Risk-Adjusted Performance

Solid

 
Weak
 
Strong
Compared to the overall equity markets, risk-adjusted returns on investments in Walmart are ranked lower than 24 (%) of all global equities and portfolios over the last 90 days. In spite of comparatively sluggish primary indicators, Walmart unveiled solid returns over the last few months and may actually be approaching a breakup point.
Tema ETF Trust 

Risk-Adjusted Performance

Very Weak

 
Weak
 
Strong
Over the last 90 days Tema ETF Trust has generated negative risk-adjusted returns adding no value to investors with long positions. In spite of very healthy technical indicators, Tema ETF is not utilizing all of its potentials. The current stock price disarray, may contribute to short-term losses for the investors.

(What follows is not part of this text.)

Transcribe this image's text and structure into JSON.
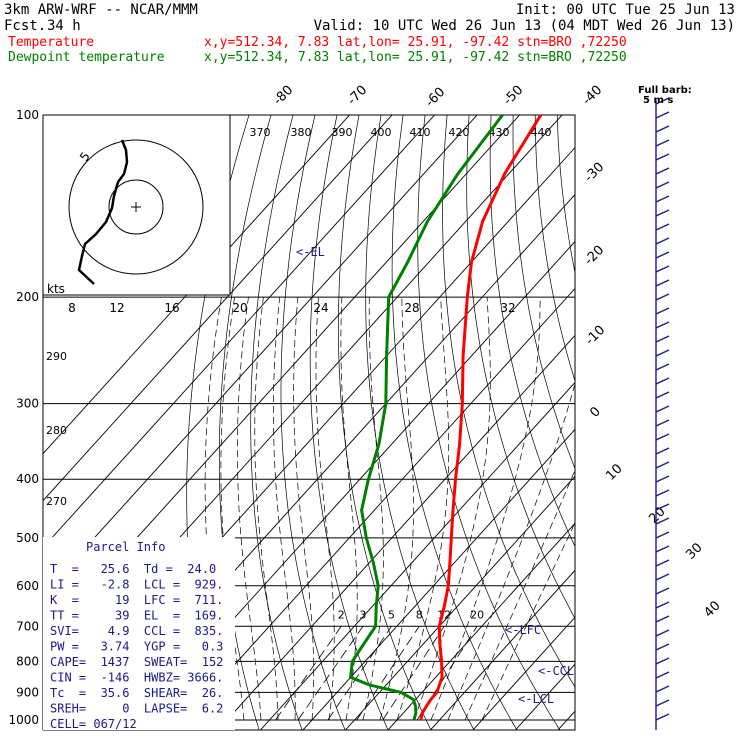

Walmart and Tema ETF Volatility Contrast

   Predicted Return Density   
       Returns  

Pair Trading with Walmart and Tema ETF

The main advantage of trading using opposite Walmart and Tema ETF positions is that it hedges away some unsystematic risk. Because of two separate transactions, even if Walmart position performs unexpectedly, Tema ETF can make up some of the losses. Pair trading also minimizes risk from directional movements in the market. For example, if an entire industry or sector drops because of unexpected headlines, the short position in Tema ETF will offset losses from the drop in Tema ETF's long position.
The idea behind Walmart and Tema ETF Trust pairs trading is to make the combined position market-neutral, meaning the overall market's direction will not affect its win or loss (or potential downside or upside). This can be achieved by designing a pairs trade with two highly correlated stocks or equities that operate in a similar space or sector, making it possible to obtain profits through simple and relatively low-risk investment.
Check out your portfolio center.
Note that this page's information should be used as a complementary analysis to find the right mix of equity instruments to add to your existing portfolios or create a brand new portfolio. You can also try the CEOs Directory module to screen CEOs from public companies around the world.